Genoscope, Institut de biologie François-Jacob, Commissariat à l'Energie Atomique (CEA), Université Paris-Saclay, Evry, France.
CIRAD, UMR AGAP, Montpellier, France.
Nat Plants. 2018 Nov;4(11):879-887. doi: 10.1038/s41477-018-0289-4. Epub 2018 Nov 2.
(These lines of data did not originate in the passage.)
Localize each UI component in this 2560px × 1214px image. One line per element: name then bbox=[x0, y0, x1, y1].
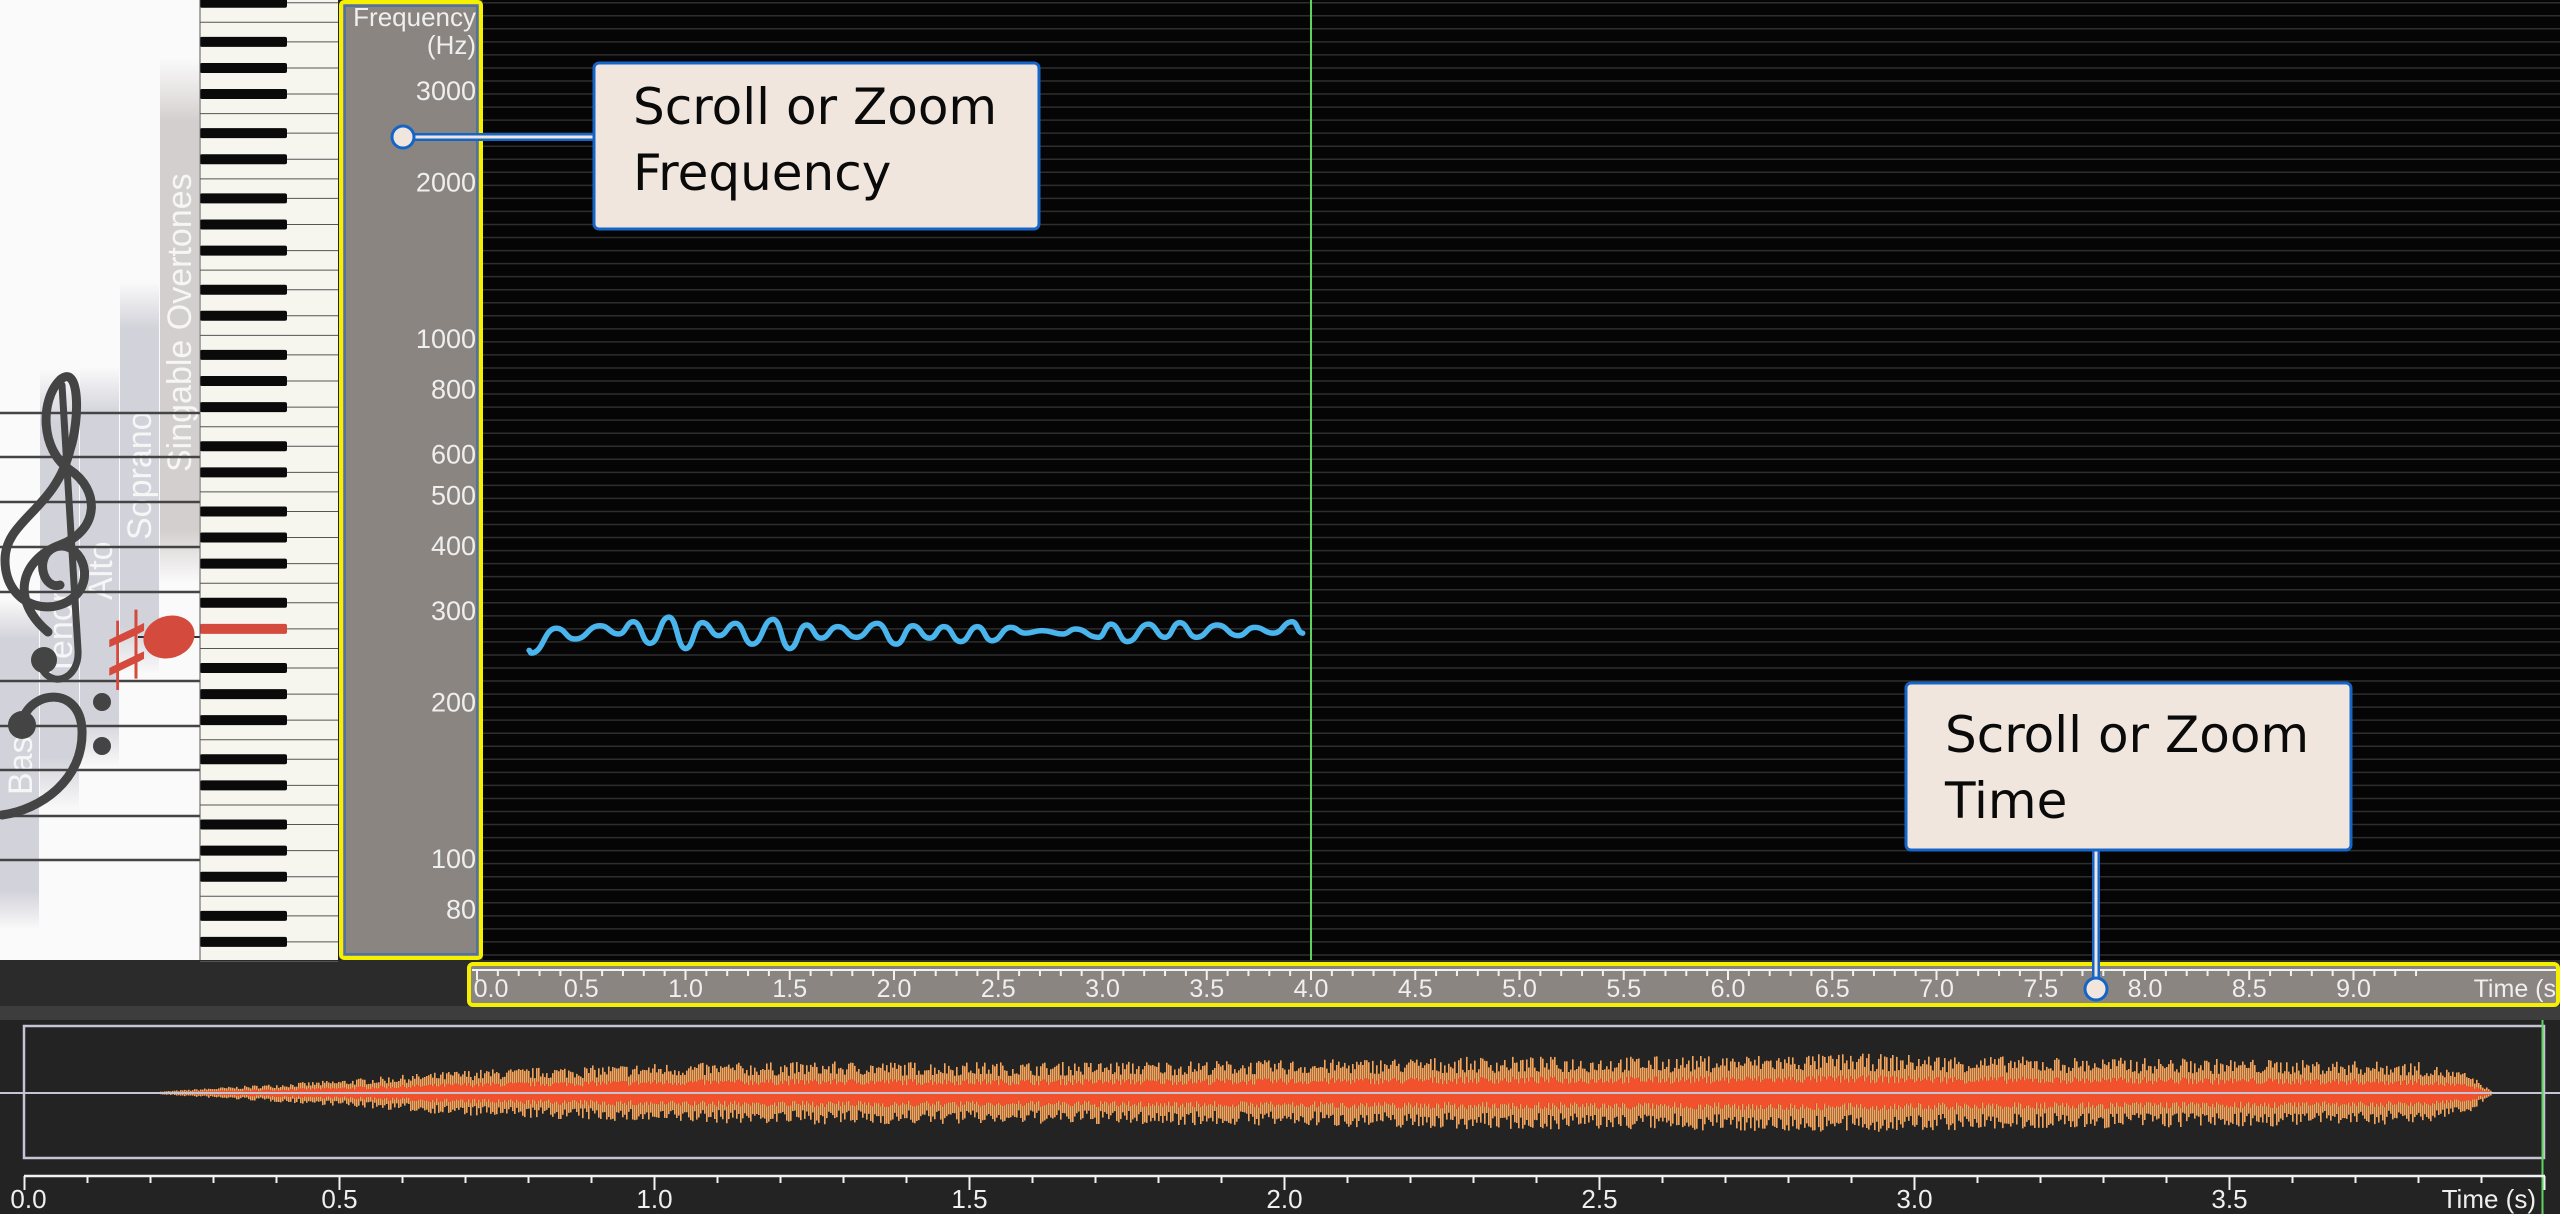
time-callout-anchor bbox=[2083, 976, 2109, 1002]
ruler-tick-label: 4.5 bbox=[1398, 975, 1433, 1003]
ruler-tick-label: 4.0 bbox=[1294, 975, 1329, 1003]
black-piano-key[interactable] bbox=[200, 310, 287, 321]
black-piano-key[interactable] bbox=[200, 662, 287, 673]
black-piano-key[interactable] bbox=[200, 845, 287, 856]
black-piano-key[interactable] bbox=[200, 402, 287, 413]
voice-label-soprano: Soprano bbox=[121, 411, 159, 540]
black-piano-key[interactable] bbox=[200, 532, 287, 543]
frequency-tick-label: 600 bbox=[431, 439, 476, 469]
black-piano-key[interactable] bbox=[200, 193, 287, 204]
black-piano-key[interactable] bbox=[200, 467, 287, 478]
ruler-tick-label: 3.5 bbox=[1189, 975, 1224, 1003]
waveform-axis-label: 0.0 bbox=[10, 1184, 46, 1214]
waveform-axis-label: 3.5 bbox=[2211, 1184, 2247, 1214]
frequency-callout-anchor bbox=[390, 124, 416, 150]
time-callout-line1: Scroll or Zoom bbox=[1945, 706, 2309, 764]
black-piano-key[interactable] bbox=[200, 128, 287, 139]
sharp-accidental: ♯ bbox=[100, 588, 153, 716]
ruler-tick-label: 1.0 bbox=[668, 975, 703, 1003]
waveform-axis-label: 1.0 bbox=[636, 1184, 672, 1214]
frequency-callout-line2: Frequency bbox=[633, 144, 891, 202]
waveform-axis-label: 2.5 bbox=[1581, 1184, 1617, 1214]
ruler-tick-label: 2.0 bbox=[877, 975, 912, 1003]
ruler-tick-label: 6.0 bbox=[1711, 975, 1746, 1003]
separator bbox=[0, 1006, 2560, 1020]
frequency-axis-unit: (Hz) bbox=[427, 30, 476, 60]
ruler-tick-label: 9.0 bbox=[2336, 975, 2371, 1003]
waveform-axis-unit: Time (s) bbox=[2442, 1184, 2536, 1214]
frequency-tick-label: 2000 bbox=[416, 168, 476, 198]
time-ruler-unit: Time (s bbox=[2474, 975, 2556, 1003]
frequency-tick-label: 1000 bbox=[416, 324, 476, 354]
ruler-tick-label: 3.0 bbox=[1085, 975, 1120, 1003]
waveform-axis-label: 3.0 bbox=[1896, 1184, 1932, 1214]
ruler-tick-label: 7.0 bbox=[1919, 975, 1954, 1003]
black-piano-key[interactable] bbox=[200, 936, 287, 947]
frequency-tick-label: 3000 bbox=[416, 76, 476, 106]
black-piano-key[interactable] bbox=[200, 349, 287, 360]
black-piano-key[interactable] bbox=[200, 284, 287, 295]
black-piano-key[interactable] bbox=[200, 36, 287, 47]
black-piano-key[interactable] bbox=[200, 62, 287, 73]
voice-label-overtones: Singable Overtones bbox=[161, 173, 199, 472]
black-piano-key[interactable] bbox=[200, 689, 287, 700]
ruler-tick-label: 2.5 bbox=[981, 975, 1016, 1003]
frequency-tick-label: 800 bbox=[431, 374, 476, 404]
ruler-tick-label: 8.0 bbox=[2128, 975, 2163, 1003]
black-piano-key[interactable] bbox=[200, 910, 287, 921]
black-piano-key[interactable] bbox=[200, 871, 287, 882]
frequency-axis-title: Frequency bbox=[353, 2, 476, 32]
ruler-tick-label: 1.5 bbox=[772, 975, 807, 1003]
frequency-tick-label: 400 bbox=[431, 531, 476, 561]
ruler-tick-label: 6.5 bbox=[1815, 975, 1850, 1003]
black-piano-key[interactable] bbox=[200, 819, 287, 830]
frequency-tick-label: 500 bbox=[431, 481, 476, 511]
black-piano-key[interactable] bbox=[200, 376, 287, 387]
black-piano-key[interactable] bbox=[200, 441, 287, 452]
black-piano-key[interactable] bbox=[200, 0, 287, 8]
pitch-analyzer-window: Bass Tenor Alto Soprano Singable Overton… bbox=[0, 0, 2560, 1214]
ruler-tick-label: 0.0 bbox=[474, 975, 509, 1003]
ruler-tick-label: 7.5 bbox=[2023, 975, 2058, 1003]
waveform-axis-label: 2.0 bbox=[1266, 1184, 1302, 1214]
black-piano-key[interactable] bbox=[200, 780, 287, 791]
black-piano-key[interactable] bbox=[200, 558, 287, 569]
frequency-tick-label: 100 bbox=[431, 844, 476, 874]
frequency-tick-label: 80 bbox=[446, 894, 476, 924]
black-piano-key[interactable] bbox=[200, 245, 287, 256]
waveform-axis-label: 0.5 bbox=[321, 1184, 357, 1214]
ruler-tick-label: 5.5 bbox=[1606, 975, 1641, 1003]
black-piano-key[interactable] bbox=[200, 89, 287, 100]
waveform-axis-label: 1.5 bbox=[951, 1184, 987, 1214]
ruler-tick-label: 8.5 bbox=[2232, 975, 2267, 1003]
piano-keyboard[interactable] bbox=[200, 0, 338, 960]
frequency-tick-label: 300 bbox=[431, 596, 476, 626]
ruler-tick-label: 0.5 bbox=[564, 975, 599, 1003]
time-callout-line2: Time bbox=[1944, 772, 2067, 830]
black-piano-key[interactable] bbox=[200, 219, 287, 230]
ruler-tick-label: 5.0 bbox=[1502, 975, 1537, 1003]
black-piano-key[interactable] bbox=[200, 754, 287, 765]
active-piano-key[interactable] bbox=[200, 623, 287, 634]
black-piano-key[interactable] bbox=[200, 715, 287, 726]
black-piano-key[interactable] bbox=[200, 597, 287, 608]
frequency-tick-label: 200 bbox=[431, 688, 476, 718]
black-piano-key[interactable] bbox=[200, 154, 287, 165]
black-piano-key[interactable] bbox=[200, 506, 287, 517]
frequency-callout-line1: Scroll or Zoom bbox=[633, 78, 997, 136]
Plant genomes are often characterized by a high level of repetitiveness and polyploid nature. Consequently, creating genome assemblies for plant genomes is challenging. The introduction of short-read technologies 10 years ago substantially increased the number of available plant genomes. Generally, these assemblies are incomplete and fragmented, and only a few are at the chromosome scale. Recently, Pacific Biosciences and Oxford Nanopore sequencing technologies were commercialized that can sequence long DNA fragments (kilobases to megabase) and, using efficient algorithms, provide high-quality assemblies in terms of contiguity and completeness of repetitive regions. However, even though genome assemblies based on long reads exhibit high contig N50s (>1 Mb), these methods are still insufficient to decipher genome organization at the chromosome level. Here, we describe a strategy based on long reads (MinION or PromethION sequencers) and optical maps (Saphyr system) that can produce chromosome-level assemblies and demonstrate applicability by generating high-quality genome sequences for two new dicotyledon morphotypes, Brassica rapa Z1 (yellow sarson) and Brassica oleracea HDEM (broccoli), and one new monocotyledon, Musa schizocarpa (banana). All three assemblies show contig N50s of >5 Mb and contain scaffolds that represent entire chromosomes or chromosome arms.
植物基因组通常具有高度重复和多倍体的特点。因此,构建植物基因组的基因组组装是具有挑战性的。10 年前短读长技术的引入极大地增加了可用的植物基因组数量。通常,这些组装是不完整和碎片化的,只有少数达到染色体规模。最近,Pacific Biosciences 和 Oxford Nanopore 测序技术商业化,可以对长 DNA 片段(千碱基到兆碱基)进行测序,并使用高效的算法,在重复区域的连续性和完整性方面提供高质量的组装。然而,尽管基于长读长的基因组组装表现出高的 contig N50 值(>1 Mb),但这些方法仍然不足以解析染色体水平的基因组组织。在这里,我们描述了一种基于长读长(MinION 或 PromethION 测序仪)和光学图谱(Saphyr 系统)的策略,该策略可以产生染色体水平的组装,并通过生成两种新的双子叶植物形态型 Brassica rapa Z1(黄色芥菜)和 Brassica oleracea HDEM(西兰花)以及一种新的单子叶植物 Musa schizocarpa(香蕉)的高质量基因组序列来证明其适用性。这三个组装都显示出>5 Mb 的 contig N50 值,并且包含代表整个染色体或染色体臂的支架。